6. The method of claim 5, wherein the amplification conditions comprise submitting the test sample to an amplification reaction carried out in the presence of suitable amplification reagents.

7. The method of claim 6, wherein the amplification reaction comprises at least one of:

a) PCR;

b) real-time PCR; or

c) reverse-Transcriptase PCR (RT-PCR).

8. The method of claim 5, wherein, the at least one probe is labeled with a detectable label.

9. The method of claim 8, wherein the detectable label is directly attached to the at least one probe.

10. The method of claim 8, wherein the detectable label is indirectly attached to the at least one probe.

11. The method of claim 8, wherein the detectable label is directly detectable.

12. The method of claim 8, wherein the detectable label is indirectly detectable.

13. The method of claim 8, wherein the detectable label comprises a fluorescent moiety attached at a 5′ end of the at least one probe.

14. The method of claim 13, wherein the at least one probe further comprises a quencher moiety attached at a 3′ end of the at least one probe.

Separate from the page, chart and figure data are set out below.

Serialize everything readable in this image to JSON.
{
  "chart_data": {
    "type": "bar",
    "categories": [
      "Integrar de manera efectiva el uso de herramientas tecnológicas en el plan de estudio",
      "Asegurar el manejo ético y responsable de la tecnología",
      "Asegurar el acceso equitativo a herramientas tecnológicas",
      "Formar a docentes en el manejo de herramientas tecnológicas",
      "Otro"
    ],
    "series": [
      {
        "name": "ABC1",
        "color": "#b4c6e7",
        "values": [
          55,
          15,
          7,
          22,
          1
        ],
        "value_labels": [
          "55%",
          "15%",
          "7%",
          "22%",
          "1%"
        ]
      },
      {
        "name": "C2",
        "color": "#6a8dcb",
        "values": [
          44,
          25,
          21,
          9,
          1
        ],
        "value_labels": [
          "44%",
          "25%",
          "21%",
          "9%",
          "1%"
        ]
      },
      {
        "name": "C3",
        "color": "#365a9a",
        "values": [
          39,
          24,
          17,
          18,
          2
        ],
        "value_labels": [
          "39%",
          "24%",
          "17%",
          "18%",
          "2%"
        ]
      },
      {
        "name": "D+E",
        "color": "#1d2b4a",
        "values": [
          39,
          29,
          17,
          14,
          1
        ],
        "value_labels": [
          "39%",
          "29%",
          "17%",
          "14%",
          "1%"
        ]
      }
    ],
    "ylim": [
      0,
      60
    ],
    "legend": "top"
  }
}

15. The method of claim 5, further comprising the steps of:

(a) contacting the test sample with a forward primer having a sequence of SEQ ID NO:1 or a complement thereof and a reverse primer having a sequence of SEQ ID NO:3 or a complement thereof under amplification conditions to generate a second target sequence; and

(b) detecting hybridization between the second target sequence and a probe having a sequence of SEQ ID NO:7 or a complement thereof as an indication of the presence of HCV in the test sample.

16. A kit for detecting Hepatitis C virus in a test sample, the kit comprising:

(a) at least one forward primer having a sequence selected from the group consisting of: SEQ ID NO:1, SEQ ID NO:2, complements thereof, and any combinations thereof;

(b) at least one reverse primer having a sequence selected from the group consisting of: SEQ ID NO:3, SEQ ID NO:4, SEQ ID NO:5, SEQ ID NO:6, complements thereof, and any combinations thereof; and

(c) amplification reagents.

17. The kit of claim 16, further comprising at least one probe, wherein the at least one probe is selected from the group consisting of: SEQ ID NO:7, SEQ ID NO:8, and complements thereof.